I’m going to keep to my current training regime of heavy lifting and high intensity interval sessions supplemented by reformer Pilates sessions at Tempo Pilates and yoga classes at Good Vibes Studios. I’m going to maintain my mostly healthy most of the time approach to clean eating and continue with my Intermittent Fasting regime. I’ll add in some running – I comfortably covered 5 miles last weekend having not run at all for 6 weeks previously so I’m feeling confident in that respect.

And finally I will practice, practice, practice my pull ups!

 

10 thoughts

  1. Good luck with your new goals Becca. It looks like you have made great progress so far. Don’t give up on the pull up. You’ll do it!

    1. Thanks Peter – it won’t beat me but it’s bringing out a side of me that I’ve not seen for a while. One that thinks “it’s too difficult so I won’t even bother”. I’m glad I’ve recognised that now and I won’t give up!

  2. Pull ups took me ages to master, but once you do the first it becomes easier. Keep on plugging away at your practice and you will get there!
    Are you using an assisted pull up machine for your training?

    1. I’ve got a pull up bar at home which I’m using – my (small) gym doesn’t have an assisted pull up machine so I’ve been working on lat pull downs instead.

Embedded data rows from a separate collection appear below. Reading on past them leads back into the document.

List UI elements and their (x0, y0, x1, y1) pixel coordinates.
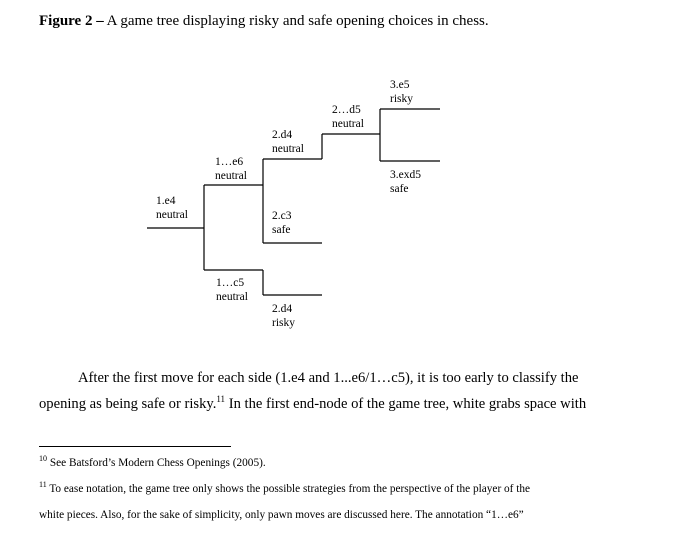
footnote-text: white pieces. Also, for the sake of simplicity, only pawn moves are discussed here. The annotation “1…e6” (39, 509, 524, 521)
footnote-number: 10 (39, 454, 47, 463)
footnote-number: 11 (39, 480, 47, 489)
node-type: risky (272, 317, 295, 329)
node-type: neutral (332, 118, 364, 130)
figure-caption-text: A game tree displaying risky and safe opening choices in chess. (103, 13, 489, 29)
node-type: risky (390, 93, 413, 105)
node-type: safe (390, 183, 409, 195)
node-1-c5 (216, 276, 248, 304)
node-type: safe (272, 224, 291, 236)
node-move: 3.exd5 (390, 169, 421, 181)
footnote-ref-11: 11 (216, 394, 226, 404)
footnote-text: To ease notation, the game tree only shows the possible strategies from the perspective of the player of the (46, 483, 531, 495)
footnote-11 (39, 480, 531, 495)
node-2-c3 (272, 209, 291, 237)
footnote-11-cont (39, 509, 524, 521)
footnote-text: See Batsford’s Modern Chess Openings (2005). (47, 457, 266, 469)
node-type: neutral (156, 209, 188, 221)
node-2-d4-risky (272, 302, 295, 330)
figure-label: Figure 2 – (39, 13, 104, 29)
node-move: 2.d4 (272, 303, 293, 315)
node-move: 2.c3 (272, 210, 292, 222)
footnote-separator (39, 446, 231, 447)
node-move: 3.e5 (390, 79, 410, 91)
body-line-2 (39, 394, 586, 414)
node-move: 2…d5 (332, 104, 361, 116)
node-move: 2.d4 (272, 129, 293, 141)
node-3-e5 (390, 78, 413, 106)
footnote-10 (39, 454, 266, 469)
node-move: 1.e4 (156, 195, 176, 207)
node-move: 1…e6 (215, 156, 244, 168)
node-type: neutral (215, 170, 247, 182)
node-2-d4-neutral (272, 128, 304, 156)
node-3-exd5 (390, 168, 421, 196)
body-line-1: After the first move for each side (1.e4 and 1...e6/1…c5), it is too early to classify the (78, 370, 579, 386)
node-move: 1…c5 (216, 277, 245, 289)
body-line-2-start: opening as being safe or risky. (39, 396, 217, 412)
node-type: neutral (272, 143, 304, 155)
node-1-e4 (156, 194, 188, 222)
node-type: neutral (216, 291, 248, 303)
node-2-d5 (332, 103, 364, 131)
node-1-e6 (215, 155, 247, 183)
body-line-2-end: In the first end-node of the game tree, white grabs space with (225, 396, 587, 412)
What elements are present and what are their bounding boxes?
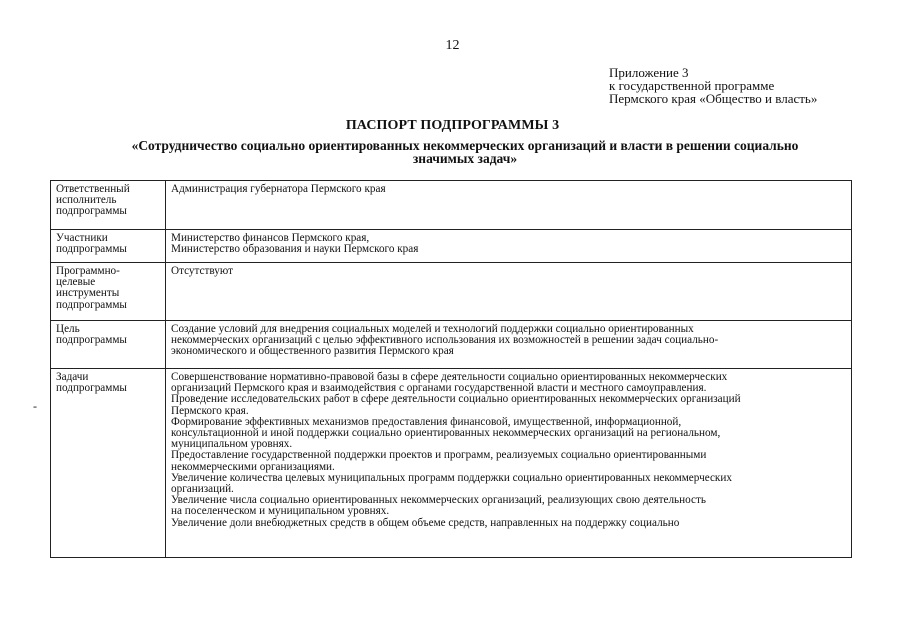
value-line: муниципальном уровнях. xyxy=(171,438,293,451)
appendix-line-3: Пермского края «Общество и власть» xyxy=(609,91,818,106)
table-row-tasks xyxy=(51,369,852,558)
label-line: подпрограммы xyxy=(56,243,127,256)
row-value xyxy=(166,230,852,263)
label-line: Программно- xyxy=(56,265,120,277)
table-row-program-instruments xyxy=(51,263,852,321)
label-line: Участники xyxy=(56,232,108,244)
label-line: Задачи xyxy=(56,371,89,383)
row-label xyxy=(51,230,166,263)
value-line: Проведение исследовательских работ в сфере деятельности социально ориентированных некоммерческих организаций xyxy=(171,393,741,406)
document-subtitle xyxy=(60,139,870,165)
label-line: подпрограммы xyxy=(56,334,127,347)
appendix-line-2: к государственной программе xyxy=(609,78,775,93)
label-line: подпрограммы xyxy=(56,205,127,218)
value-line: Пермского края. xyxy=(171,404,249,417)
value-line: Совершенствование нормативно-правовой базы в сфере деятельности социально ориентированных некоммерческих xyxy=(171,371,728,383)
value-line: экономического и общественного развития Пермского края xyxy=(171,345,454,358)
value-line: организаций. xyxy=(171,483,234,496)
appendix-line-1: Приложение 3 xyxy=(609,65,689,80)
appendix-note xyxy=(609,66,817,105)
row-value xyxy=(166,181,852,230)
row-value xyxy=(166,369,852,558)
row-value xyxy=(166,263,852,321)
value-line: Формирование эффективных механизмов предоставления финансовой, имущественной, информационной, xyxy=(171,415,682,428)
value-line: консультационной и иной поддержки социально ориентированных некоммерческих организаций на региональном, xyxy=(171,427,721,440)
value-line: некоммерческими организациями. xyxy=(171,460,335,473)
row-label xyxy=(51,263,166,321)
label-line: инструменты xyxy=(56,287,120,300)
subtitle-line-2: значимых задач» xyxy=(412,151,518,166)
value-line: Увеличение доли внебюджетных средств в общем объеме средств, направленных на поддержку социально xyxy=(171,516,680,529)
value-line: Увеличение числа социально ориентированных некоммерческих организаций, реализующих свою деятельность xyxy=(171,494,706,507)
row-label xyxy=(51,369,166,558)
row-label xyxy=(51,321,166,369)
value-line: Министерство образования и науки Пермского края xyxy=(171,243,419,256)
label-line: исполнитель xyxy=(56,194,117,207)
label-line: Цель xyxy=(56,323,80,335)
label-line: подпрограммы xyxy=(56,382,127,395)
value-line: Создание условий для внедрения социальных моделей и технологий поддержки социально ориентированных xyxy=(171,323,694,335)
value-line: Увеличение количества целевых муниципальных программ поддержки социально ориентированных некоммерческих xyxy=(171,471,732,484)
document-title: ПАСПОРТ ПОДПРОГРАММЫ 3 xyxy=(345,118,560,133)
table-row-responsible-executor xyxy=(51,181,852,230)
row-value xyxy=(166,321,852,369)
label-line: Ответственный xyxy=(56,183,130,195)
row-label xyxy=(51,181,166,230)
label-line: целевые xyxy=(56,276,96,289)
table-row-participants xyxy=(51,230,852,263)
margin-mark: - xyxy=(33,399,37,413)
value-line: на поселенческом и муниципальном уровнях. xyxy=(171,505,390,518)
value-line: Министерство финансов Пермского края, xyxy=(171,232,370,244)
label-line: подпрограммы xyxy=(56,298,127,311)
value-line: Администрация губернатора Пермского края xyxy=(171,183,386,195)
value-line: некоммерческих организаций с целью эффективного использования их возможностей в решении задач социально- xyxy=(171,334,719,347)
value-line: организаций Пермского края и взаимодействия с органами государственной власти и местного самоуправления. xyxy=(171,382,707,395)
passport-table xyxy=(50,180,852,558)
value-line: Отсутствуют xyxy=(171,265,233,277)
subtitle-line-1: «Сотрудничество социально ориентированных некоммерческих организаций и власти в решении социально xyxy=(131,138,799,153)
value-line: Предоставление государственной поддержки проектов и программ, реализуемых социально ориентированными xyxy=(171,449,707,462)
page-number: 12 xyxy=(445,38,460,53)
table-row-goal xyxy=(51,321,852,369)
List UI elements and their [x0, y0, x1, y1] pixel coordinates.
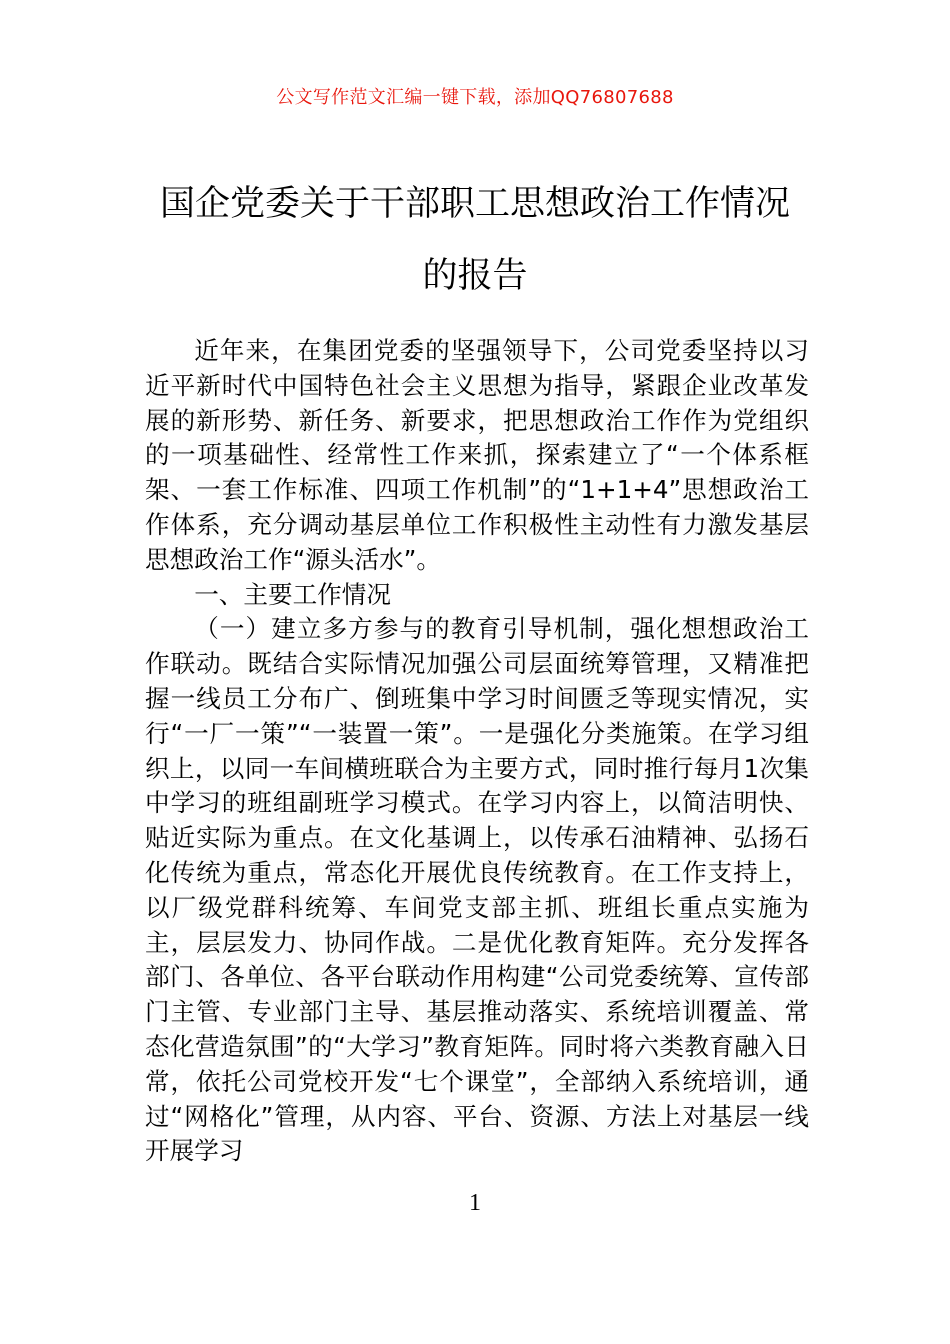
section-heading: 一、主要工作情况	[194, 579, 391, 609]
page-number: 1	[469, 1190, 481, 1216]
intro-paragraph: 近年来，在集团党委的坚强领导下，公司党委坚持以习近平新时代中国特色社会主义思想为指导，紧跟企业改革发展的新形势、新任务、新要求，把思想政治工作作为党组织的一项基础性、经常性工作来抓，探索建立了“一个体系框架、一套工作标准、四项工作机制”的“1+1+4”思想政治工作体系，充分调动基层单位工作积极性主动性有力激发基层思想政治工作“源头活水”。	[145, 336, 809, 574]
header-download-note: 公文写作范文汇编一键下载，添加QQ76807688	[276, 87, 674, 108]
title-line-2: 的报告	[422, 256, 528, 296]
document-body	[145, 334, 809, 1169]
subsection-paragraph: （一）建立多方参与的教育引导机制，强化想想政治工作联动。既结合实际情况加强公司层面统筹管理，又精准把握一线员工分布广、倒班集中学习时间匮乏等现实情况，实行“一厂一策”“一装置一策”。一是强化分类施策。在学习组织上，以同一车间横班联合为主要方式，同时推行每月1次集中学习的班组副班学习模式。在学习内容上，以简洁明快、贴近实际为重点。在文化基调上，以传承石油精神、弘扬石化传统为重点，常态化开展优良传统教育。在工作支持上，以厂级党群科统筹、车间党支部主抓、班组长重点实施为主，层层发力、协同作战。二是优化教育矩阵。充分发挥各部门、各单位、各平台联动作用构建“公司党委统筹、宣传部门主管、专业部门主导、基层推动落实、系统培训覆盖、常态化营造氛围”的“大学习”教育矩阵。同时将六类教育融入日常，依托公司党校开发“七个课堂”，全部纳入系统培训，通过“网格化”管理，从内容、平台、资源、方法上对基层一线开展学习	[145, 614, 809, 1166]
title-line-1: 国企党委关于干部职工思想政治工作情况	[159, 184, 790, 224]
document-title	[120, 168, 830, 312]
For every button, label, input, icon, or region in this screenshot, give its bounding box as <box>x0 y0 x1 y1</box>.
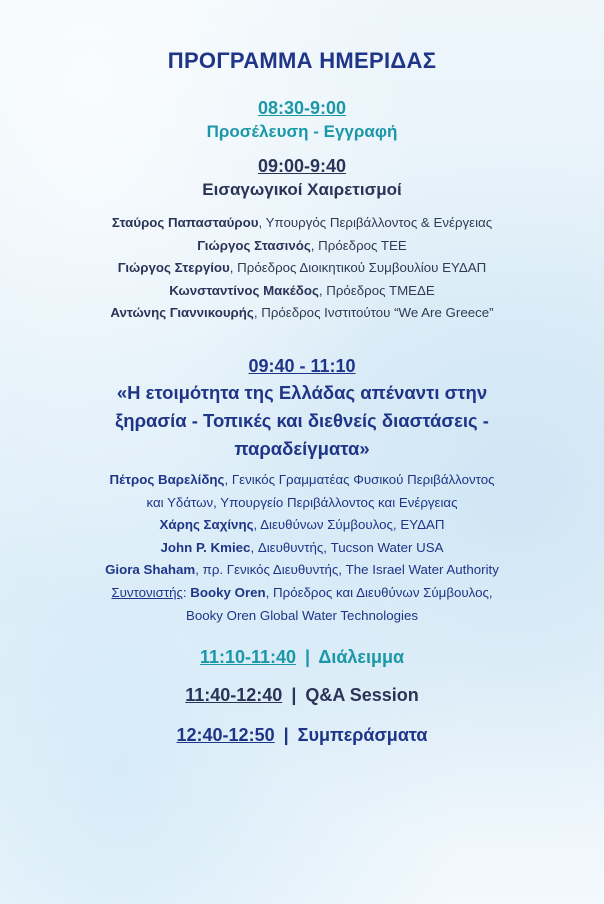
speaker-name: Γιώργος Στασινός <box>197 237 311 253</box>
speaker-name: Giora Shaham <box>105 562 196 578</box>
session-time: 08:30-9:00 <box>257 98 347 118</box>
speaker-item <box>0 469 604 492</box>
speaker-name: John P. Kmiec <box>160 539 251 555</box>
speaker-item <box>0 514 604 537</box>
speaker-item <box>0 559 604 582</box>
session-title: Διάλειμμα <box>318 647 405 668</box>
speaker-name: Σταύρος Παπασταύρου <box>111 215 259 230</box>
speaker-name: Πέτρος Βαρελίδης <box>109 471 225 487</box>
moderator-colon: : <box>182 584 191 600</box>
session-title: Προσέλευση - Εγγραφή <box>206 122 398 141</box>
speaker-role-cont: και Υδάτων, Υπουργείο Περιβάλλοντος και Ενέργειας <box>146 494 458 510</box>
speaker-role: , πρ. Γενικός Διευθυντής, The Israel Water Authority <box>195 562 499 578</box>
speaker-role: , Διευθύνων Σύμβουλος, ΕΥΔΑΠ <box>253 517 445 533</box>
speaker-role: , Διευθυντής, Tucson Water USA <box>250 539 444 555</box>
moderator-item <box>0 582 604 605</box>
speaker-item <box>0 280 604 303</box>
page-title: ΠΡΟΓΡΑΜΜΑ ΗΜΕΡΙΔΑΣ <box>167 48 437 73</box>
moderator-name: Booky Oren <box>190 584 266 600</box>
moderator-role: , Πρόεδρος και Διευθύνων Σύμβουλος, <box>265 584 493 600</box>
session-title-line: ξηρασία - Τοπικές και διεθνείς διαστάσεις - <box>115 409 489 431</box>
moderator-role-cont: Booky Oren Global Water Technologies <box>185 607 419 623</box>
session-title-line: παραδείγματα» <box>234 437 370 459</box>
moderator-label: Συντονιστής <box>111 584 183 600</box>
session-time: 09:40 - 11:10 <box>248 355 356 376</box>
session-title: Q&A Session <box>305 685 419 706</box>
speaker-role: , Πρόεδρος Διοικητικού Συμβουλίου ΕΥΔΑΠ <box>229 260 487 276</box>
speaker-item <box>0 257 604 280</box>
speaker-name: Κωνσταντίνος Μακέδος <box>169 282 319 298</box>
speaker-role: , Πρόεδρος ΤΜΕΔΕ <box>318 282 435 298</box>
separator: | <box>291 685 297 706</box>
session-qa <box>0 685 604 706</box>
speaker-item <box>0 302 604 325</box>
speaker-item <box>0 537 604 560</box>
speaker-list <box>0 212 604 325</box>
session-conclusions <box>0 725 604 746</box>
session-time: 12:40-12:50 <box>176 725 275 746</box>
speaker-role: , Πρόεδρος ΤΕΕ <box>310 237 407 253</box>
session-welcome <box>0 156 604 325</box>
speaker-name: Γιώργος Στεργίου <box>117 260 230 276</box>
speaker-role: , Γενικός Γραμματέας Φυσικού Περιβάλλοντος <box>224 471 495 487</box>
separator: | <box>305 647 311 668</box>
session-break <box>0 647 604 668</box>
session-time: 11:10-11:40 <box>199 647 297 668</box>
speaker-list <box>0 469 604 627</box>
speaker-role: , Πρόεδρος Ινστιτούτου “We Are Greece” <box>253 305 494 321</box>
session-title: Εισαγωγικοί Χαιρετισμοί <box>202 180 402 199</box>
speaker-name: Χάρης Σαχίνης <box>159 517 254 533</box>
speaker-name: Αντώνης Γιαννικουρής <box>110 305 254 321</box>
session-title-line: «Η ετοιμότητα της Ελλάδας απέναντι στην <box>116 381 488 403</box>
speaker-role: , Υπουργός Περιβάλλοντος & Ενέργειας <box>258 215 493 230</box>
session-registration <box>0 98 604 142</box>
session-time: 11:40-12:40 <box>185 685 283 706</box>
speaker-item <box>0 212 604 235</box>
session-title: Συμπεράσματα <box>297 725 428 746</box>
separator: | <box>283 725 289 746</box>
session-panel <box>0 356 604 627</box>
speaker-item <box>0 235 604 258</box>
session-time: 09:00-9:40 <box>257 156 347 176</box>
session-title <box>0 379 604 463</box>
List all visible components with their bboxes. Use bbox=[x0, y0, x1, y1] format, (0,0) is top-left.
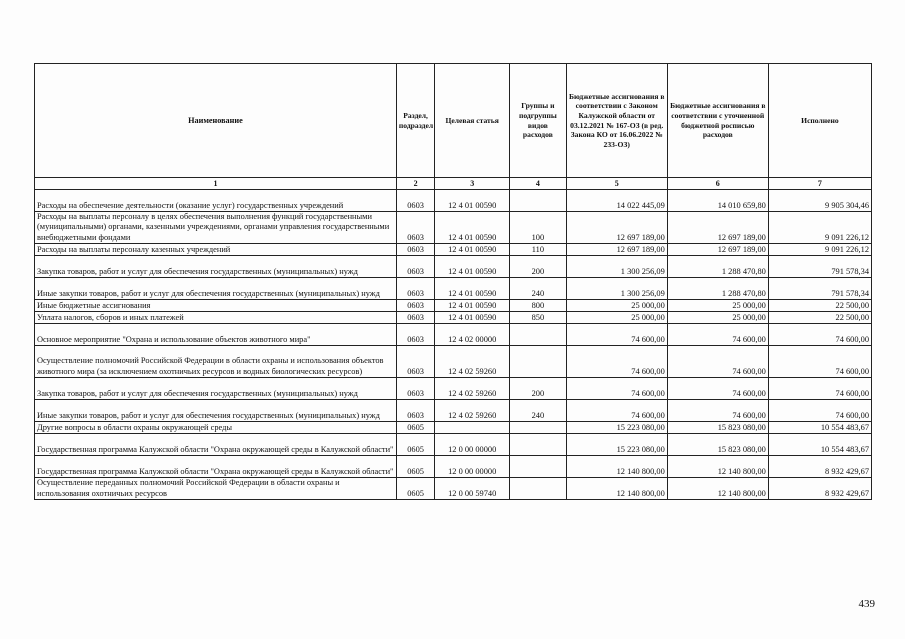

Not as often as I could be though so I need to keep going. Thanks for the encouragement!

      1. Keep it up. Make sure you have someone on hand for the photo of your first pull-up!

      2. Lat pull downs are a great substitution exercise and will certainly help with building power to help you do a pull-up.
        At home, are you using a chair so you can use your legs, to assist you to get to full height? An office chair is good as you can slowly lower the height as you progress.
        Keep going and I’m sure you will get there!

  3. Just wanted to comment and say I’m doing the Women’s Running 10k in September too, and would also like to get under 65mins! My PB is 1:08 so seems like an achievable goal – I’ll be thinking of you! 🙂

    I started Crossfit 2 months ago and pull-ups are also my nemesis! We use resistance bands to assist and you gradually move to thinner bands as you get better – might be worth trying at home? Good luck 🙂

    Beki

    1. Oh brilliant – I’ll say hi if I spot you there. Good luck with your PB – sounds perfectly achievable. How are you finding Crossfit? I’ve thought about trying it out myself. I might get some resistance bands – a couple of people have mentioned that to me now. Anything to help me make some progress with them – they’re so hard!!